The creation of conditions to enable state-owned enterprises to use their assets as collateral for bank loans heated parliamentary debate yesterday at the ongoing National Assembly session.
The draft-amended Law on Enterprise was debated at the ongoing ordinary session of the National Assembly, which will close today.
The newly added Article 201 stipulates that using the assets of an enterprise like land and other property to guarantee bank loans is one of the ways to secure finance.
Although the draft states that principles on how to use the assets as guarantees or collateral for loans is set out in a separate regulation, some NA members suggested that it should be set out in the law instead.
NA member for Vientiane Dr Kikeo Khaykhamphithoun said such principles were important aspects of the use of state enterprises’ assets and recommended that the details and conditions should be specified in the law.
“Core principles should be defined and included,” he said, citing the need to set out principles on how to use state enterprises’ assets appropriately when it comes to securing funding.
The government is aware of the need to enable state enterprises to access bank loans to secure finance for their business operations and development.
Dr Kikeo recognised that state enterprises have encountered difficulties accessing bank finance which has weakened some enterprises in the past years.

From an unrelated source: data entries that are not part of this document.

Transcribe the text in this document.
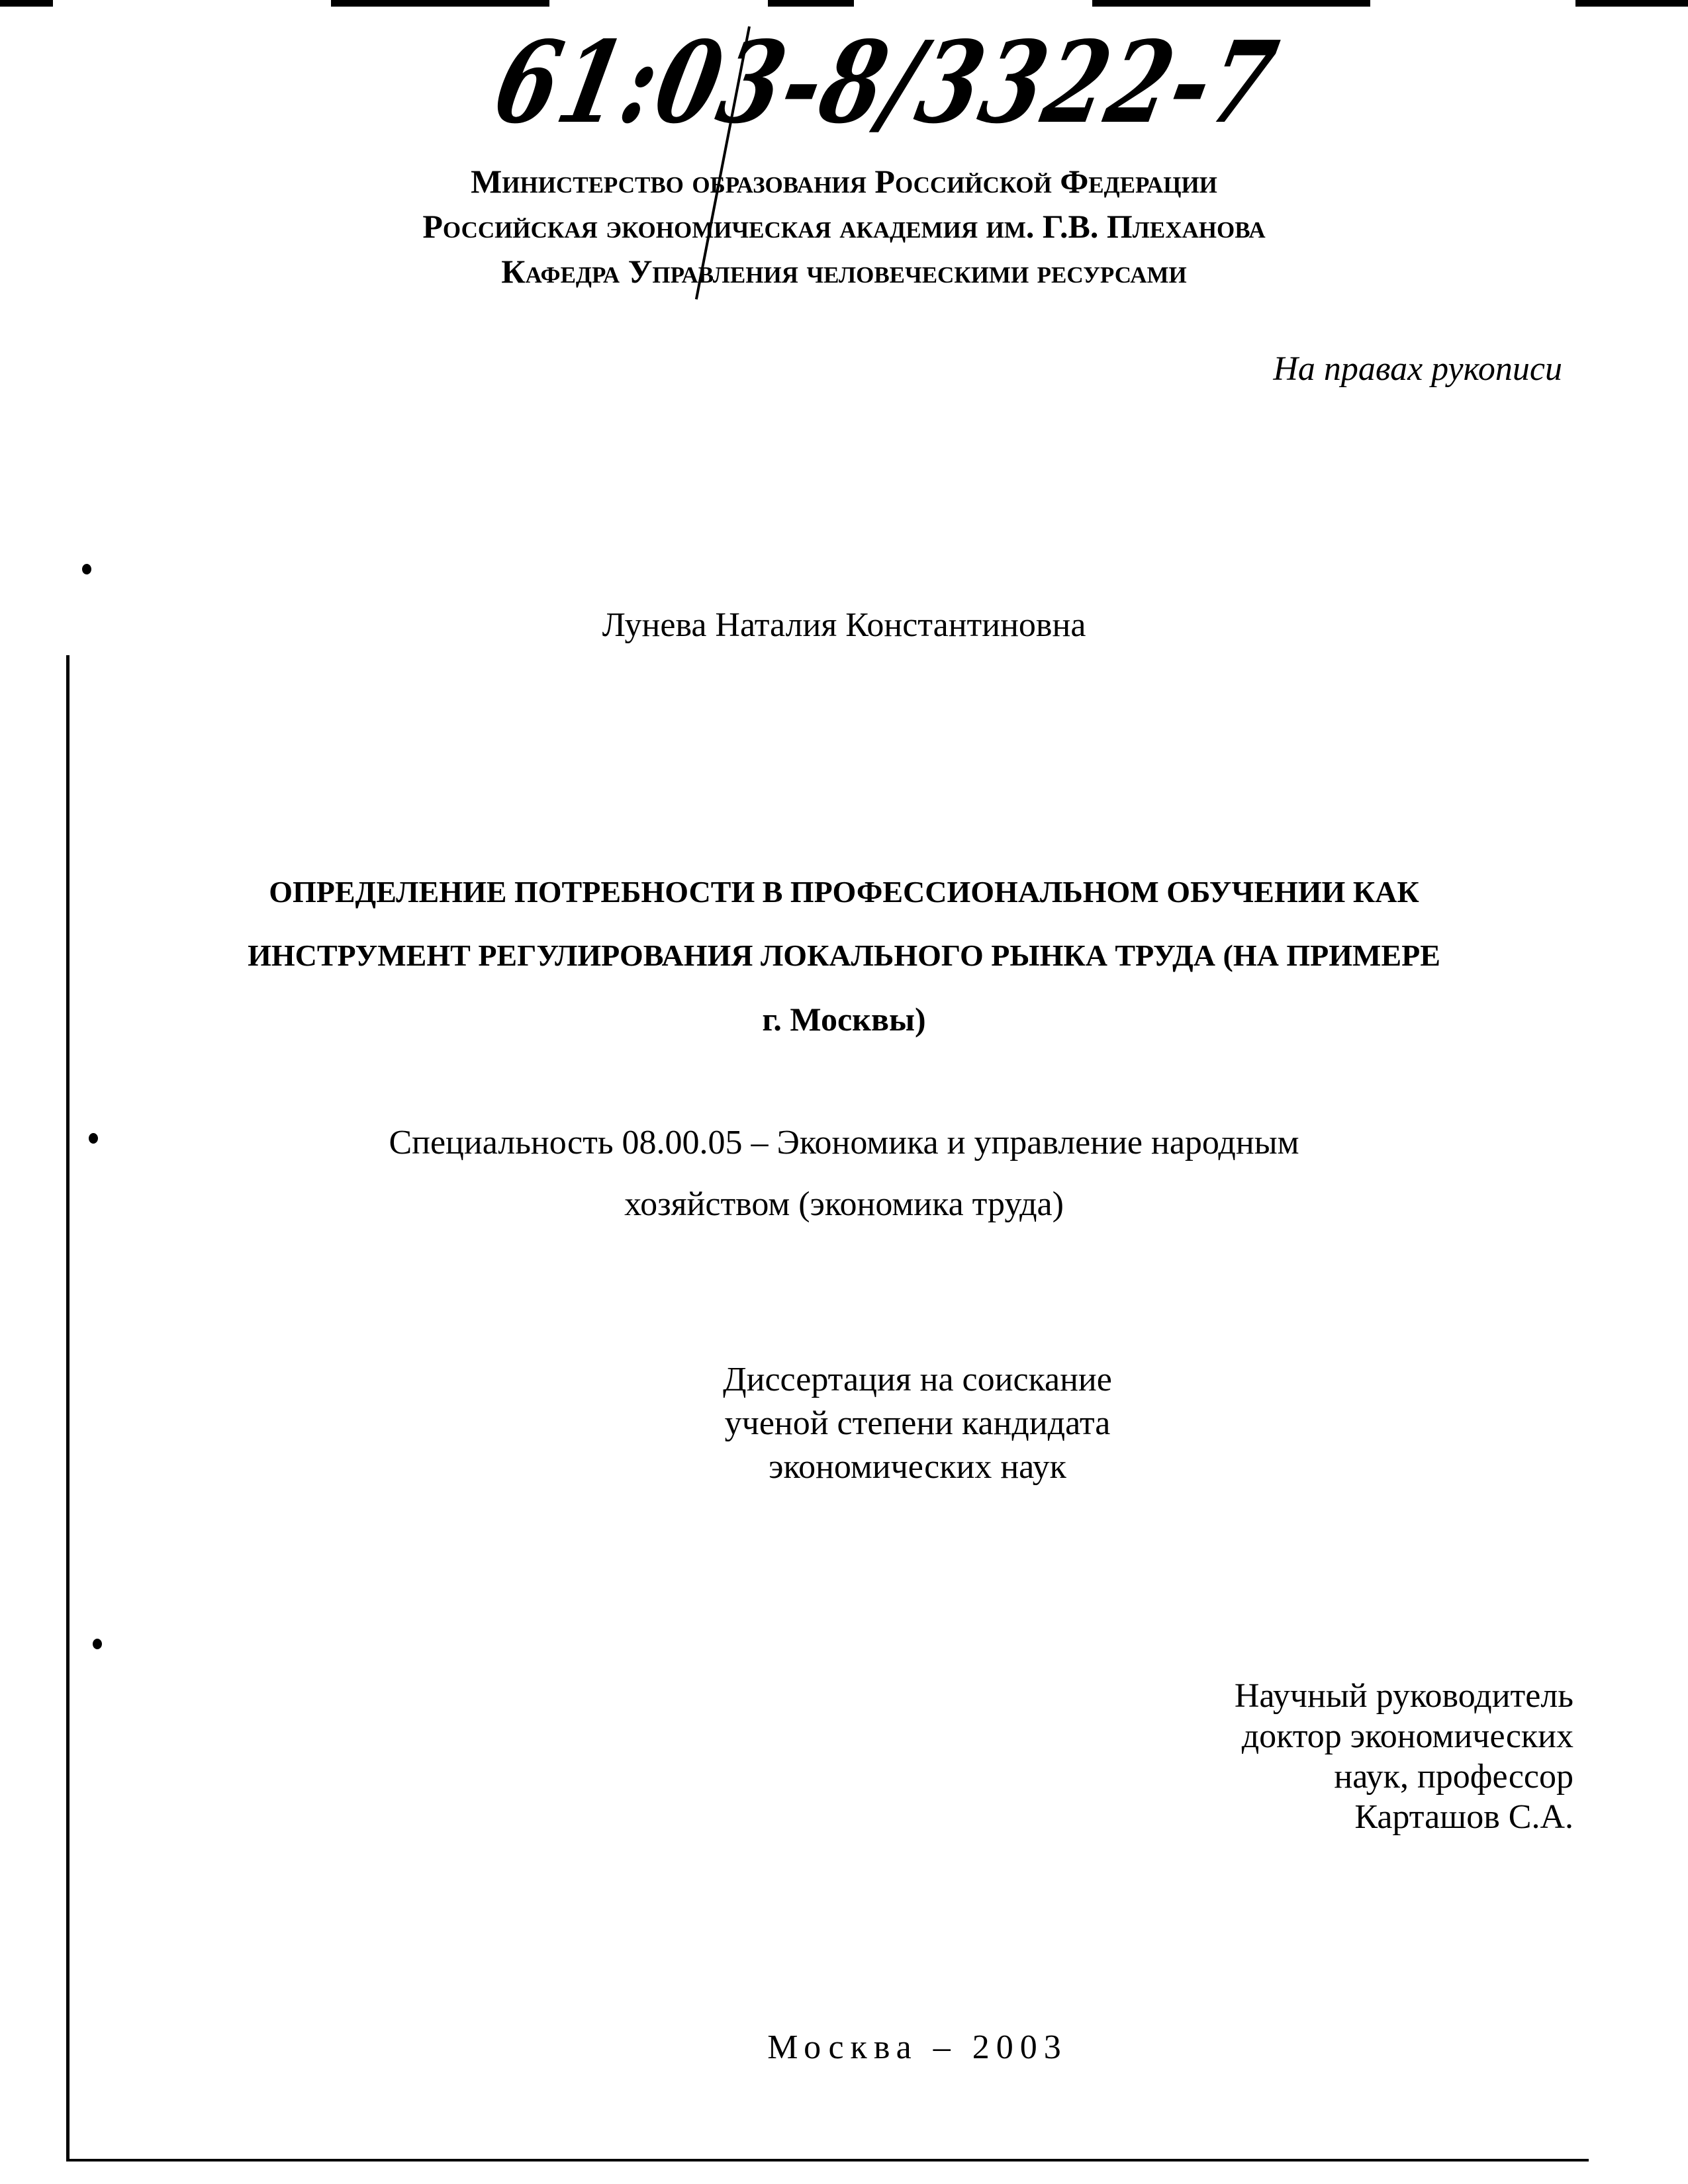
61:03-8/3322-7
Министерство образования Российской Федерации
Российская экономическая академия им. Г.В. Плеханова
Кафедра Управления человеческими ресурсами
На правах рукописи
Лунева Наталия Константиновна
ОПРЕДЕЛЕНИЕ ПОТРЕБНОСТИ В ПРОФЕССИОНАЛЬНОМ ОБУЧЕНИИ КАК
ИНСТРУМЕНТ РЕГУЛИРОВАНИЯ ЛОКАЛЬНОГО РЫНКА ТРУДА (НА ПРИМЕРЕ
г. Москвы)
Специальность 08.00.05 – Экономика и управление народным
хозяйством (экономика труда)
Диссертация на соискание
ученой степени кандидата
экономических наук
Научный руководитель
доктор экономических
наук, профессор
Карташов С.А.
Москва – 2003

He described the difficulties that state enterprises face in accessing finance as chronic however he reiterated the need to include the principles on how this might be done in the amended law.
NA member for Khammuan province Bounpan Duanglaty welcomed the move that will enable state enterprise to access bank finance, but he agreed with many members on the need to work out regulations to ensure effective implementation.
NA member for Savannakhet province Mr Khammany Inthirath supported the move to use assets to secure finance, saying that accessing capital for business development is critically important.
However, NA member for Xieng Khuang province Mr Vilaysouk Phimmasone remained cautious, suggesting that if an enterprise was unable to repay the debt to a bank, this would mean the loss of state land which would be sold by the bank.
“Personally, I disagree,” he said, referring to the use of state assets to guarantee bank loans.
He called for reconsideration on the matter, saying there were other ways to access finance.
According to Article 201 of the draft, state enterprises can access capital through the contribution of state funds, by entering joint ventures with partners, using their assets to guarantee bank loans or by listing on the stock market.
According to the draft, the chairman of a state enterprise’s executive council must be a state official. The vice chairman will also take post as director of the enterprise.
In necessary cases, enterprises can employ qualified and experienced executives from outside as directors of the enterprise.